Rolls-Royce Sweptail exterior design
The front of Sweptail features the traditional Rolls-Royce front grille, although it is the largest version ever constructed. The grille is milled from solid aluminium and polished by hand to a mirror finish.
The rear of the car is tapered with a raked stern, a design nod intended to evoke racing yachts. The rear brake light is housed in a ‘bullet-tip’.
At the side, the bodywork has been designed to wrap under the car with no visible boundary, which is designed to mimic the hull of a yacht.
The most notable exterior feature is the large panoramic glass roof, which Rolls-Royce says is one of the largest and most complex ever produced for a car.
Discussing how the design developed, Taylor told Autocar: "We discussed what we could do with the customer, how the collaboration would work. We talked about the fact it would be based on the Phantom Coupe, would have two seats and he wanted a glass roof, and finally he wanted the fast-back gesture. We took it from there. The final execution grew into a vision we jointly conceived.
"It’s a Rolls-Royce, that’s the key thing from my point of view. We delivered a unique and extraordinary one-off car, but it had to be a Rolls-Royce. It had to conjure the magic of the heritage."
Inside the Rolls-Royce Sweptail
The interior is Sweptail was designed to be clean and minimalist. The customer chose a two-seater, according to Rolls-Royce, to exude “the romance of travel for its own sake”, and place the car “in the grand pantheon of the world’s great intercontinental tourers.”
Rolls-Royce has kept controls to a minimum on the dashboard, with only control on the dashboard. The clock is embedded into the fascia, with the hour marks for that, along with the faces, numbers and hands on the instrument dials, machined from titanium.
Much of the interior trim is crafted from Macassar Ebony and Paldao wood, with Moccassin and Dark Spice leather trim on the seats, armrests and dashboard top.
In place of the rear seats is a vast expanse of wood that has been crafted into a mid-shelf with an illuminated glass lip.
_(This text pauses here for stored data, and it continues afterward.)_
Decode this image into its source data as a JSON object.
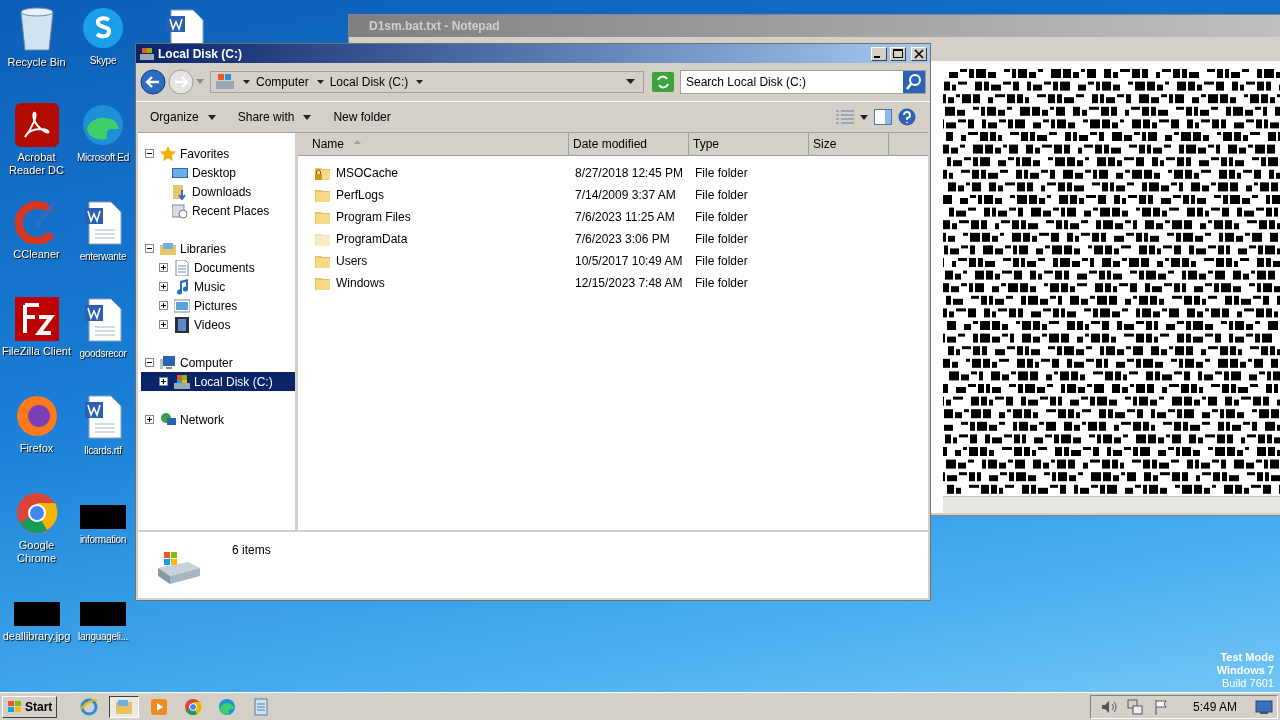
{
  "desktop_icons": [
    {
      "kind": "recycle",
      "label": "Recycle Bin"
    },
    {
      "kind": "skype",
      "label": "Skype"
    },
    {
      "kind": "acrobat",
      "label": "Acrobat Reader DC"
    },
    {
      "kind": "edge",
      "label": "Microsoft Ed"
    },
    {
      "kind": "ccleaner",
      "label": "CCleaner"
    },
    {
      "kind": "word",
      "label": "enterwante"
    },
    {
      "kind": "filezilla",
      "label": "FileZilla Client"
    },
    {
      "kind": "word",
      "label": "goodsrecor"
    },
    {
      "kind": "firefox",
      "label": "Firefox"
    },
    {
      "kind": "word",
      "label": "llcards.rtf"
    },
    {
      "kind": "chrome",
      "label": "Google Chrome"
    },
    {
      "kind": "redacted",
      "label": "information"
    },
    {
      "kind": "redacted",
      "label": "deallibrary.jpg"
    },
    {
      "kind": "redacted",
      "label": "languageli..."
    }
  ],
  "hidden_desktop_icon": {
    "kind": "word"
  },
  "notepad": {
    "title": "D1sm.bat.txt - Notepad"
  },
  "explorer": {
    "title": "Local Disk (C:)",
    "breadcrumb": [
      "Computer",
      "Local Disk (C:)"
    ],
    "search": {
      "placeholder": "Search Local Disk (C:)"
    },
    "toolbar": [
      {
        "label": "Organize",
        "dropdown": true
      },
      {
        "label": "Share with",
        "dropdown": true
      },
      {
        "label": "New folder",
        "dropdown": false
      }
    ],
    "tree": [
      {
        "label": "Favorites",
        "kind": "star",
        "expanded": true,
        "selected": false,
        "children": [
          {
            "label": "Desktop",
            "kind": "desktop",
            "selected": false
          },
          {
            "label": "Downloads",
            "kind": "downloads",
            "selected": false
          },
          {
            "label": "Recent Places",
            "kind": "recent",
            "selected": false
          }
        ]
      },
      {
        "label": "Libraries",
        "kind": "library",
        "expanded": true,
        "selected": false,
        "children": [
          {
            "label": "Documents",
            "kind": "documents",
            "expanded": false,
            "selected": false
          },
          {
            "label": "Music",
            "kind": "music",
            "expanded": false,
            "selected": false
          },
          {
            "label": "Pictures",
            "kind": "pictures",
            "expanded": false,
            "selected": false
          },
          {
            "label": "Videos",
            "kind": "videos",
            "expanded": false,
            "selected": false
          }
        ]
      },
      {
        "label": "Computer",
        "kind": "computer",
        "expanded": true,
        "selected": false,
        "children": [
          {
            "label": "Local Disk (C:)",
            "kind": "disk",
            "expanded": false,
            "selected": true
          }
        ]
      },
      {
        "label": "Network",
        "kind": "network",
        "expanded": false,
        "selected": false
      }
    ],
    "columns": [
      {
        "label": "Name",
        "sorted": true
      },
      {
        "label": "Date modified",
        "sorted": false
      },
      {
        "label": "Type",
        "sorted": false
      },
      {
        "label": "Size",
        "sorted": false
      }
    ],
    "files": [
      {
        "name": "MSOCache",
        "date": "8/27/2018 12:45 PM",
        "type": "File folder",
        "kind": "locked"
      },
      {
        "name": "PerfLogs",
        "date": "7/14/2009 3:37 AM",
        "type": "File folder",
        "kind": "folder"
      },
      {
        "name": "Program Files",
        "date": "7/6/2023 11:25 AM",
        "type": "File folder",
        "kind": "folder"
      },
      {
        "name": "ProgramData",
        "date": "7/6/2023 3:06 PM",
        "type": "File folder",
        "kind": "hidden"
      },
      {
        "name": "Users",
        "date": "10/5/2017 10:49 AM",
        "type": "File folder",
        "kind": "folder"
      },
      {
        "name": "Windows",
        "date": "12/15/2023 7:48 AM",
        "type": "File folder",
        "kind": "folder"
      }
    ],
    "status": "6 items"
  },
  "taskbar": {
    "start": "Start",
    "apps": [
      {
        "kind": "ie",
        "selected": false
      },
      {
        "kind": "explorer",
        "selected": true
      },
      {
        "kind": "media",
        "selected": false
      },
      {
        "kind": "chrome",
        "selected": false
      },
      {
        "kind": "edge",
        "selected": false
      },
      {
        "kind": "notepad",
        "selected": false
      }
    ],
    "time": "5:49 AM"
  },
  "os_notice": [
    "Test Mode",
    "Windows 7",
    "Build 7601"
  ]
}
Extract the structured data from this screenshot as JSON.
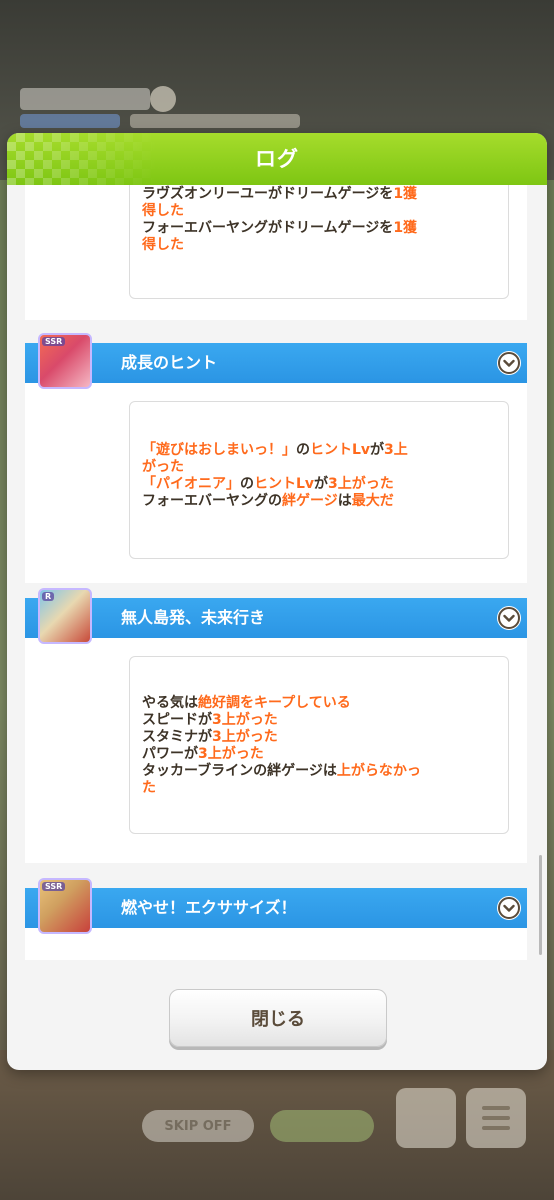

There is also a hat shelf, which sits under the rear opening backlight.
Hidden features of the Rolls-Royce Sweptail
Not all of the custom design touches of Sweptail are visible.
Concealed on either side of the car are two identical panniers, which house bespoke-made attaché leather-wrapped carbon-fibre cases (sized to exactly house the owner’s laptop).
Those cases match a luggage set produced by Rolls-Royce Bespoke, which fits in the car’s wood-clad trunk.
Perhaps the most outlandish feature of Sweptail is concealed in the centre console: a mechanism that reveals a bottle of champagne along with two crystal flutes. The sytem is designed to deploy the bottle – which is the client’s favourite vintage, the year of his birth – to the “perfect position” for him to pick up.